We spent the Easter break camping at Castlemaine, an historical town in the area where gold fever was prominent in the formative years of Australia. This region is full of lovely old architecture and there are also some great markets to be visited.  I really like the Wesley Hill Market as it has a great range of fruit & veg, preserves and also a great eclectic assortment of crafts, preloved goods and it generally has a nice buzz to it. I picked up these,

Wesley Hill Farmers Market

The Splitters Creek olive oil I bought last time we were there was beautiful, didn’t even taste test this time, hope it’s still up to the mark! Tried to find a link but sadly they don’t seem to have any web presence.

The two other bottles are a Persian style pickle and some garlic which has been pickled using date vinegar. No idea what will I will do with them but it seemed like a good idea at the time!

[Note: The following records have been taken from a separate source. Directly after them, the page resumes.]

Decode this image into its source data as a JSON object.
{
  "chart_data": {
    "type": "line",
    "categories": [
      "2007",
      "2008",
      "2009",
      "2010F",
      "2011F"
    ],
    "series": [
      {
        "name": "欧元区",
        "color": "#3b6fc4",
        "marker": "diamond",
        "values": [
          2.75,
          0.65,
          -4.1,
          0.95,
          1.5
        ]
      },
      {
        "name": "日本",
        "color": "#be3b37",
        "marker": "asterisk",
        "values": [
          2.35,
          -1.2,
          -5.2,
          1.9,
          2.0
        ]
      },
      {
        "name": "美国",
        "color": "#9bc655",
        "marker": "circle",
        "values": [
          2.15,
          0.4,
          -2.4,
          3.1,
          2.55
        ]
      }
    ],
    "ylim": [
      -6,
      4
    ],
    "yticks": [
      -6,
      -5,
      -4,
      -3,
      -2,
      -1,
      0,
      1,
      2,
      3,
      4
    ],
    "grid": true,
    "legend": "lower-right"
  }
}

Before we left I had made dumplings from scratch. Had never made the wrappers before and they were a great success. Won’t stress over that again, just takes a bit of time to roll the dough out.

Dumpling wrappers

The left over dumpling filling of pork, ginger, zucchini, spring onion and sesame oil made nice little meatballs to go with our always favoured camping breakfasts. This breaky was sourdough toast (Celia’s starter of course!), poached egg, dumpling stuffing meatballs and grilled tomato served with tomato pickles and a really strong brew of tea.

Camping breakfast

Now to make a cuppa and take a peek at what’s in everyone else’s kitchen this month!